The Shadow of the Lion by Mercedes Lackey & Eric Flint & Dave Freer. Chapter 87, 88, 89, 90

Lucrezia laughed. “Your little toy won’t do me any harm, you stupid child! Do you think I haven’t taken the simplest of precautions? I command the spirits of air and water and darkness! The powder won’t fire, the balls will miss!” As Kat hesitated—can that be true? Can she really do that?

Lucrezia sneered at her. “Besides. You don’t know how to use that silly thing, anyway.”

Doubt assailed her and once again, Lucrezia was using all her powers. Kat wanted to drop the weapon. Run closer.

Warmth rushed over her again, and—

—a glowing, delicate hand, insubstantial as a kiss and warm as life, closed over the hand that held the pistol.

She squeezed the trigger instead.

The metal junk cut into Lucrezia, who had half-turned, ready to throw her knife. It knocked Lucrezia to the floor.

Lucrezia screamed; and of all the screaming Kat had heard that day, this was, by far, the most horrible sound she had ever heard in her life. It went on, and on, and on, as Lucrezia writhed on the floor, thrashing spinelessly, her thrashing as horrible as the scream.

And then, the woman’s body began to change. Metamorphose.

* * *

The point of the knife broke the skin, and a single drop of blood formed on the blade. Strangely, there was no pain.

Before he could press harder and end the ritual with his own death, something—took him.

The light, the mists, thickened again in an instant, golden, sweet, the honey of the Jesolo, and held him so that he could not move.

Light blinded him, and light permeated him. It became him, and he felt himself change . . . felt a roaring in his ears that came from his own throat, felt great golden wings spring from his back and begin to grow and grow.

“It’s been a long time,” said the great voice that was within him, but was not him. Huge muscles flexed and stretched. His golden hide twitched. He was no longer indoors. Instead, from the column-top, he looked out over fog-shrouded Piazza San Marco.

“So. A Valdosta again, is it?” said the great voice. “Last time it was a Montescue. They’re more bloody minded.” Marco felt his wings extend, though he was not the one to flex his muscles, stretch his claws, spread his wings.

“Who . . . who are you?” he asked timidly.

There was a roar of laughter, warm and full. “I am you. And you are me. You have taken up the Crown as well as the Mantle—the first to do so in many centuries. And we are the Lion . . . the Lion of Venice, now. The Lion of Etruria that was.”

The back and shoulder muscles tensed, enormous wings beat down in a great surge of power, and the lion bounded up through the cloud and out into endless blue of the sky.

“The Lion of Saint Mark?” Marco looked down as the Lion looked down. Fog was streaming away from the downbeat of the great wings. Below he could already see the piazza, clear of all but the last wisps of it.

Again the Lion laugh-roared. “Saint Mark! I nearly ate him. He wasn’t even the Mark of your Four Books, you know. You little children, you’ve confused him with one of my Romans! A secret Christian, that Roman, a Christian who hid his fellows in the Jesolo—Marcus Fidelus—that was what they called him, Mark the Faithful, and you people managed to get him confused with the other! ‘Hic requiscet corpus tuum— On this spot your body shall rest.’ It was meant as a threat, not a prophecy.”

The Lion roared with laughter, and Marco had to admit it was rather funny.

“But that Marcus was pious enough, and holy enough, and had the magic—the magic—even if up until that moment he didn’t know it.

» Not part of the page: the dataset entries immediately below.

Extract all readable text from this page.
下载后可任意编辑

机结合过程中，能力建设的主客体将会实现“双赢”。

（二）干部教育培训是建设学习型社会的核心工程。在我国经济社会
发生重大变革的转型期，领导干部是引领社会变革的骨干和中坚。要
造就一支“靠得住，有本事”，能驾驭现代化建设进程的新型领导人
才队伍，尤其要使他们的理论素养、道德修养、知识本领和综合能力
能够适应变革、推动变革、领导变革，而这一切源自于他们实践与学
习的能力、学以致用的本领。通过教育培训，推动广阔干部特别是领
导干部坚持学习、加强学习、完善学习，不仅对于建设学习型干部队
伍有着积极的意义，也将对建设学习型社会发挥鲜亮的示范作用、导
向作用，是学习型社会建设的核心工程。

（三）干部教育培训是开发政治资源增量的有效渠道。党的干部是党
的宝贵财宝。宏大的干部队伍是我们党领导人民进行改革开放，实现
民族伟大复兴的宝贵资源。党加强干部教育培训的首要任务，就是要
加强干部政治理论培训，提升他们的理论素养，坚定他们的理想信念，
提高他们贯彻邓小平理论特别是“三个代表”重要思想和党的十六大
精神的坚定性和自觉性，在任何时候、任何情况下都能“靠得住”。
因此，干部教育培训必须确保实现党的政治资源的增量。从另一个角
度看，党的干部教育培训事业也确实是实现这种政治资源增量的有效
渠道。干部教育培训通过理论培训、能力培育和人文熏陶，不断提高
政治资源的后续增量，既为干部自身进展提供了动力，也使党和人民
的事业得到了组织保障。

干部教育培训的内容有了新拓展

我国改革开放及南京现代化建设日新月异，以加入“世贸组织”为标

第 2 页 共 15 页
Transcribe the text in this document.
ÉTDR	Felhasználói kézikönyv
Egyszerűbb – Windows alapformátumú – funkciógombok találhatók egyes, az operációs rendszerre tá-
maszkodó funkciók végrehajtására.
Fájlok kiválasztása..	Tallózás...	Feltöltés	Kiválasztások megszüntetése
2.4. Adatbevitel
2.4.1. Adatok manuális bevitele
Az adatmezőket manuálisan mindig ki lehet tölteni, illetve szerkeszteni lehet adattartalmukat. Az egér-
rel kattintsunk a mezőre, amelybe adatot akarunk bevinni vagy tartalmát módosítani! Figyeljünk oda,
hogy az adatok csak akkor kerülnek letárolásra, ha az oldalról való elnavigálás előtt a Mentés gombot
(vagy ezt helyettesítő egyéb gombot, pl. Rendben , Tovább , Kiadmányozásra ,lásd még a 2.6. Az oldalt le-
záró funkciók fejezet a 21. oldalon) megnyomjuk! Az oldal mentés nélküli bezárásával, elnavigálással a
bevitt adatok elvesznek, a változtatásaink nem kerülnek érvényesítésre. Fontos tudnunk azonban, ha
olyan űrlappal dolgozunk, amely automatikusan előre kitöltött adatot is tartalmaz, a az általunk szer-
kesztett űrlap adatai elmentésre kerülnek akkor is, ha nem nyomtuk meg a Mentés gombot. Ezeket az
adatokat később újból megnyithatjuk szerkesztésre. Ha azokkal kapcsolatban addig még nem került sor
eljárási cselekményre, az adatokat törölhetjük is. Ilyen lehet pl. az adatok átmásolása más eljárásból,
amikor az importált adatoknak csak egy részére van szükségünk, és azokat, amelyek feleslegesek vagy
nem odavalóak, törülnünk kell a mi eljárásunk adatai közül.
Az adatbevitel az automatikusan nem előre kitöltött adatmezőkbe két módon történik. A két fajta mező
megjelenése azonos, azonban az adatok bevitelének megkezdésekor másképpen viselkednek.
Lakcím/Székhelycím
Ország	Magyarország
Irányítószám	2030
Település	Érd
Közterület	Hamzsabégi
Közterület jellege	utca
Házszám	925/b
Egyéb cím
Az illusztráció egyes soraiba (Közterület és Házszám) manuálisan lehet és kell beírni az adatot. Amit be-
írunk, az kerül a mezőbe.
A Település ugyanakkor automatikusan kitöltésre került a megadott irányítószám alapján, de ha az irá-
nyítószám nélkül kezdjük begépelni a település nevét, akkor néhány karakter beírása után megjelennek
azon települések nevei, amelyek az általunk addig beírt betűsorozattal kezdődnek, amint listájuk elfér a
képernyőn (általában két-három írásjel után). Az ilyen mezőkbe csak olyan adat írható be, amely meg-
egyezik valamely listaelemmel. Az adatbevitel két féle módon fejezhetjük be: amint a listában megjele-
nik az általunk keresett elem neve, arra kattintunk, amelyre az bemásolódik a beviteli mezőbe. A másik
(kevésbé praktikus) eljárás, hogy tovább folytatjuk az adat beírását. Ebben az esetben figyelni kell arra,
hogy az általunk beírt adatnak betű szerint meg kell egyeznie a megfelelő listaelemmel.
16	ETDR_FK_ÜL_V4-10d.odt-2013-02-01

I knew it. And you four little swamp thieves—Terrio, Montescue, Lacosto, and Valdosta—you that had set out to rob him and instead became his converts, begged for his life. You were my people, and he won you! Won you fairly! But you were my people, and when you begged—what was I to do? I let him live, and gave him leave of my domain. Ha. Not only did he make free of my marshes, he also took seizin of me, to come and go and look and know. He became one of mine, save only that he was first and always the child of Christ. And in exchange that we be of one heart, and would I still hold sovereignty here and not be driven from the place by later mages of Christ, that my people be free to make their own choices in who they serve—he laid this form on me, this binding with the blood of the four families. I think it a good bargain. I steer my families and look after my lagoon, my marshes, and my islands. And sometimes, when the need is dire, they take the Crown and they steer me.” The great, laughing roar shook the body again. “So. Steer me, Valdosta. What do we need to do?”